We have a substantial research project running (with one of the world's biggest broiler chicken breeders, Cobb-Vantress Inc) trying to understand this and other problems in chickens (and other neornithines). Amusingly, that project spun off of my T. rex/giant chicken research; the company saw my work and saw a neat connection with their poultry's musculoskeletal problems. Chunky chickens and giant theropods likely faced similar problems of low strength/weight ratios. There are some cool evolutionary questions in this too, despite the bizarreness (and disturbing nature) of broiler chickens in general.
(tangent over; you just touched on something of huge veterinary importance that I'm very interested in lately)
Why actually "Ozbert"?
Reminds me of that year I had to joint the Kelly Bronze turkey before cooking - it was one big mother of a bird, the tendons in the legs were amazing. And a b$$$$$$ to cut through to bone the legs, too.
Made five different extremely delicious dishes for the Christmas period, though. All those tendons = lots of jelly for the turkey and apricot pie. I'm hungry now...
On subject, jointing a table bird does give you a fine lesson in anatomy and the attachment points of various muscles. It's always interesting.
Are those gigantic calf muscles and an extruded phallus, or are you just happy to see me?
The tridactyl forearm with claws, is this an evolutionary reversal from winged ancestors, or are ostriches and kin direct descendents of animals that have always had clawed forelimbs or is the jury out on that?

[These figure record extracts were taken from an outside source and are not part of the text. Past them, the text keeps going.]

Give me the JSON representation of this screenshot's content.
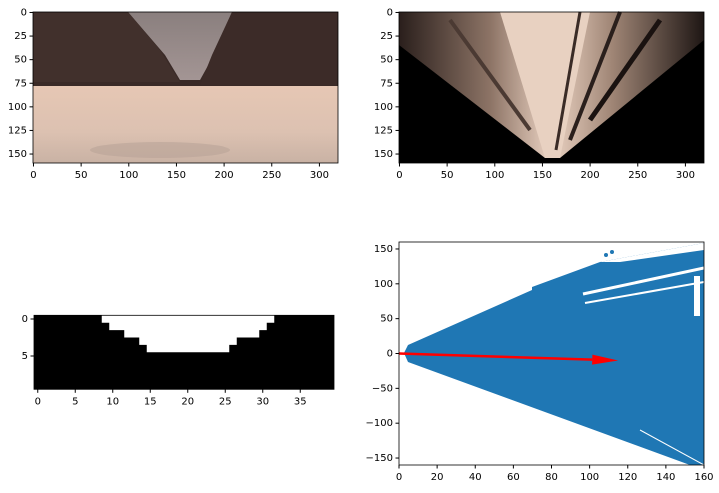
{
  "chart_data": [
    {
      "type": "image",
      "xlim": [
        -0.5,
        319.5
      ],
      "ylim": [
        159.5,
        -0.5
      ],
      "xticks": [
        0,
        50,
        100,
        150,
        200,
        250,
        300
      ],
      "yticks": [
        0,
        25,
        50,
        75,
        100,
        125,
        150
      ]
    },
    {
      "type": "image",
      "xlim": [
        -0.5,
        319.5
      ],
      "ylim": [
        159.5,
        -0.5
      ],
      "xticks": [
        0,
        50,
        100,
        150,
        200,
        250,
        300
      ],
      "yticks": [
        0,
        25,
        50,
        75,
        100,
        125,
        150
      ]
    },
    {
      "type": "image",
      "xlim": [
        -0.5,
        39.5
      ],
      "ylim": [
        9.5,
        -0.5
      ],
      "xticks": [
        0,
        5,
        10,
        15,
        20,
        25,
        30,
        35
      ],
      "yticks": [
        0,
        5
      ]
    },
    {
      "type": "scatter",
      "color": "#1f77b4",
      "xlim": [
        0,
        160
      ],
      "ylim": [
        -160,
        160
      ],
      "xticks": [
        0,
        20,
        40,
        60,
        80,
        100,
        120,
        140,
        160
      ],
      "yticks": [
        {
          "value": -150,
          "label": "−150"
        },
        {
          "value": -100,
          "label": "−100"
        },
        {
          "value": -50,
          "label": "−50"
        },
        0,
        50,
        100,
        150
      ],
      "arrow": {
        "x": [
          0,
          115
        ],
        "y": [
          0,
          -10
        ],
        "color": "#ff0000"
      }
    }
  ]
}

It's cool in any case. Great article.
I think rheas have two digits in the forelimb, not three (but three in the hindlimb)

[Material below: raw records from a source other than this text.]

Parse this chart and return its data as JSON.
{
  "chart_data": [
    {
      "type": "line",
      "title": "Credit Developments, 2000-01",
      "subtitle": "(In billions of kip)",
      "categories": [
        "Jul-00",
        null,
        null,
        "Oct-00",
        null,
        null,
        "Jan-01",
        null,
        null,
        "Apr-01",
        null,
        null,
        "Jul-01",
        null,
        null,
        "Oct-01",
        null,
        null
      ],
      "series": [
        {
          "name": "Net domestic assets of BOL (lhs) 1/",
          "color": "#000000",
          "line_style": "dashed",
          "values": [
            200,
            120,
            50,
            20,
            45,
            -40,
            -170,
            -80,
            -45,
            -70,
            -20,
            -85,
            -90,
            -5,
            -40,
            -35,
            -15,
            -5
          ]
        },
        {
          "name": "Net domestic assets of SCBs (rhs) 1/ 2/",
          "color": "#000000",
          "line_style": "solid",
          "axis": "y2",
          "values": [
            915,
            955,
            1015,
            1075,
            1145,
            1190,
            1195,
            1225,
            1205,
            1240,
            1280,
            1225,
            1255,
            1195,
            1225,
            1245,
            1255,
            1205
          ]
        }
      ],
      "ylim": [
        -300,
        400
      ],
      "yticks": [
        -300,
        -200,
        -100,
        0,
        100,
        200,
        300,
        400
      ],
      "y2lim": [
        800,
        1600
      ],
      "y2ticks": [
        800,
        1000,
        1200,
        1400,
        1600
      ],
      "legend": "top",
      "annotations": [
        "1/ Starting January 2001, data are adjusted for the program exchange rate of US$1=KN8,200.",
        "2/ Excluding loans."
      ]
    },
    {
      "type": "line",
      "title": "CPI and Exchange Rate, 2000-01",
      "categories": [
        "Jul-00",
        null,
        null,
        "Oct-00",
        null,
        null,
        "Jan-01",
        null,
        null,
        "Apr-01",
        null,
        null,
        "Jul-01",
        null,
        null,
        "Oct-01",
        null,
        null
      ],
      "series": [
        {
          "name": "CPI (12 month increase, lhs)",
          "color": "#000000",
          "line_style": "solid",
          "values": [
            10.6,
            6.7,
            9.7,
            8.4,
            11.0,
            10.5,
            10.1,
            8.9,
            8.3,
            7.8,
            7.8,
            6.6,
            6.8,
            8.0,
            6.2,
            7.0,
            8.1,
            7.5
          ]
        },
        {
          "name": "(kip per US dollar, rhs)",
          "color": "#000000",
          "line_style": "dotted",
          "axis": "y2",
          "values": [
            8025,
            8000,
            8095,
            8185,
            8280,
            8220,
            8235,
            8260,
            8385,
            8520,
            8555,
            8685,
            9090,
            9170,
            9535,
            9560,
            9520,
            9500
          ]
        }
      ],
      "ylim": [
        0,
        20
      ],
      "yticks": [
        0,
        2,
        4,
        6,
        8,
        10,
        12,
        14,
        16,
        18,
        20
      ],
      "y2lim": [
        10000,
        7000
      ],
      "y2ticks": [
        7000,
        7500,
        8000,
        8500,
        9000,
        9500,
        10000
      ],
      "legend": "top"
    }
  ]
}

I've only tried ostritch once, and it was very tough, is it always like that?
Anyhow, great article, but yeah, my mouth is watering.
Most birds have at least a claw on the thumb. That includes chickens and turkeys. See the rhea dissection post.

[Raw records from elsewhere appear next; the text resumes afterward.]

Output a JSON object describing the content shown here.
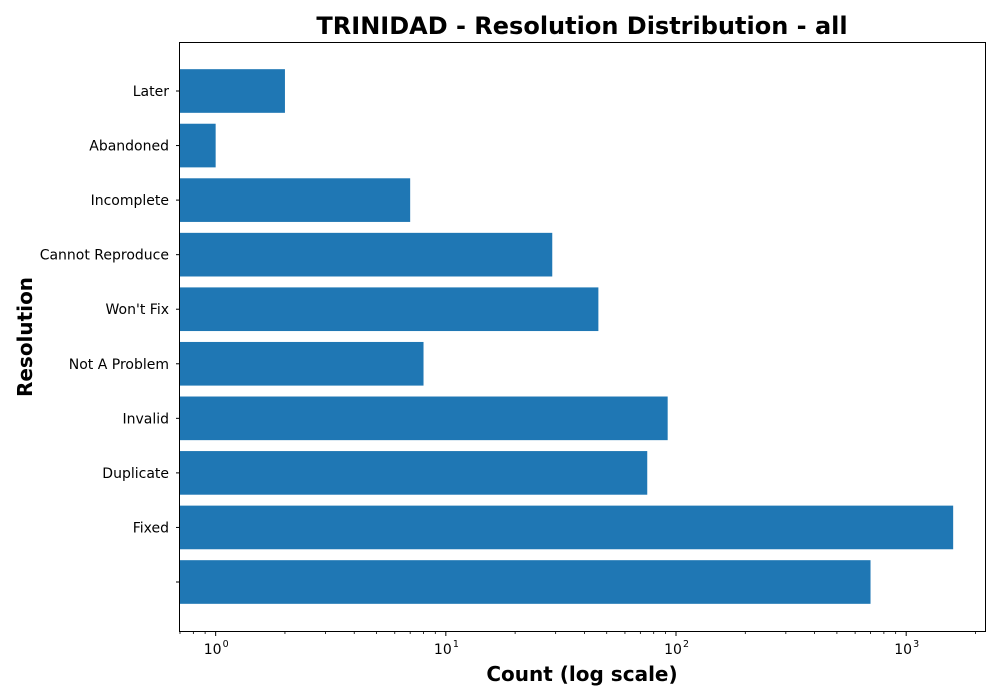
{
  "chart_data": {
    "type": "bar",
    "orientation": "horizontal",
    "title": "TRINIDAD - Resolution Distribution - all",
    "xlabel": "Count (log scale)",
    "ylabel": "Resolution",
    "x_scale": "log",
    "xlim": [
      0.7,
      2200
    ],
    "x_ticks": [
      {
        "value": 1,
        "base": "10",
        "exp": "0"
      },
      {
        "value": 10,
        "base": "10",
        "exp": "1"
      },
      {
        "value": 100,
        "base": "10",
        "exp": "2"
      },
      {
        "value": 1000,
        "base": "10",
        "exp": "3"
      }
    ],
    "categories": [
      "",
      "Fixed",
      "Duplicate",
      "Invalid",
      "Not A Problem",
      "Won't Fix",
      "Cannot Reproduce",
      "Incomplete",
      "Abandoned",
      "Later"
    ],
    "values": [
      700,
      1600,
      75,
      92,
      8,
      46,
      29,
      7,
      1,
      2
    ],
    "bar_color": "#1f77b4",
    "grid": false,
    "legend": "none"
  }
}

Ozbert's name was a spur of the moment thing; we needed a name and it stuck. Twinkletoes was already taken from a previous ostrich escapade.
I'm not sure of the evolutionary polarity in terms of keratinous claws. I suspect it's a holdover for most birds to some degree. Odd birds like the hoatzin indicate that the developmental potential to form at least keratinous claws, if the holdover is not present in all birds, is still there. But I haven't bothered to look into it much yet. Hindlimbs keep us plenty busy. :)
Nope, rheas do indeed have three digits in the carpometacarpus (though there may well be freaks where phalanges are absent on digit III).
As for manual claws in neornithines, their phylogenetic distribution strongly indicates that they've been retained all the way through avian evolution, though with numerous losses here and there. As David said, this was covered in the emu dissection article.
Very cool. Read through the emu article and the comments, sorry for the repeat question.
Hi
I wonder where did you get the specimen? Did you dissect it alone?